Sorry about the lack of posts here on Monkeying Around The Kitchen lately, I tried getting a few posts in the works before taking off for Ohio for Thanksgiving, but the end of the week was pretty empty. But, never fear, I’ve got plenty of posts in the works including this one which I didn’t even have planned!
I went into this Thanksgiving thinking I wasn’t going to be cooking anything, which was kind of a bummer because I like cooking and I like contributing. Traveling 10 hours, though, doesn’t leave you a ton of time to make something. But then, on Thanksgiving morning, while we watched the Macy’s parade, my mom asked if I’d be interested in handling the turkey. I read through the Martha Stewart recipe and it seemed simple enough, so I gladly volunteered. I don’t have a lot of the specifics about the ingredients and what not because I didn’t mark the page in the cookbook and I didn’t take a ton of pictures, but the process was pretty simple.
First and most importantly, I made a timeline at mom’s suggestion. I counted out how many hours the whole thing was supposed to take and then counted back from a possible eating time of 5:30PM and plotted it out. I kept my watch on my arm most of the day and the timeline near the oven, so I wound up not having any trouble. I even got to run out and play football with my dad, uncles and cousins which was a lot of fun.
So, here’s the basics. First I washed the bird with cold water and let him sit for about an hour and forty five minutes. In that time, I mixed together a big chunk of butter and a bottle of wine. This was for basting throughout the day. It also served as a soaking dish for a four layer, 17-inch square of cheese cloth that would eventually go on the bird. At the designated time, I got the oven temperature up to 450, rubbed the bird down with butter, added salt and pepper and draped the cheese cloth over the body before popping him into the oven for 30 minutes.
A half hour later I dropped the temperature down to 350, basted and was on a baste-every-30-minutes routine for the next two and a half hours. At that point, I removed the cheese cloth, turned the turkey around in the oven for another hour and it was good to be taken out by the designated time. I’m actually not that big of a turkey fan, but everyone said it was a great turkey which either meant I did a good job or my relatives are really nice.

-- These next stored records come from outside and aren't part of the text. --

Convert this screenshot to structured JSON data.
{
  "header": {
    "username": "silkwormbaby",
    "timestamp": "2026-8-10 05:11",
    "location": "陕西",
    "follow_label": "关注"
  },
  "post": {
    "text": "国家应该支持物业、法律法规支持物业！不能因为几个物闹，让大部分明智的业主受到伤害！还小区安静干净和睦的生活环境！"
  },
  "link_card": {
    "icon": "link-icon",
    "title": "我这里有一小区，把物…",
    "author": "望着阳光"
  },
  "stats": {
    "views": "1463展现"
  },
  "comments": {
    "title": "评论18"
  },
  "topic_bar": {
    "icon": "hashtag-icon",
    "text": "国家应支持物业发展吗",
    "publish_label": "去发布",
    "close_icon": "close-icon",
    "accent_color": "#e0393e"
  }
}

I’ve got to say, I’ve heard some horror stories about cooking turkeys, but this method turned out to be fairly simple and produced great results. However, I completely understand how hectic it would have been had I been in charge of everything. The only other thing I was in charge of was making the gravy which I will write more about tomorrow (it involves giblets!). If I ever do a whole Thanksgiving on my own, I think I’ll have to bust out the big three-foot wipe board to keep track of everything. Thanks again to Mom for giving me the opportunity to try something new and my family for not being too scared to eat the bird!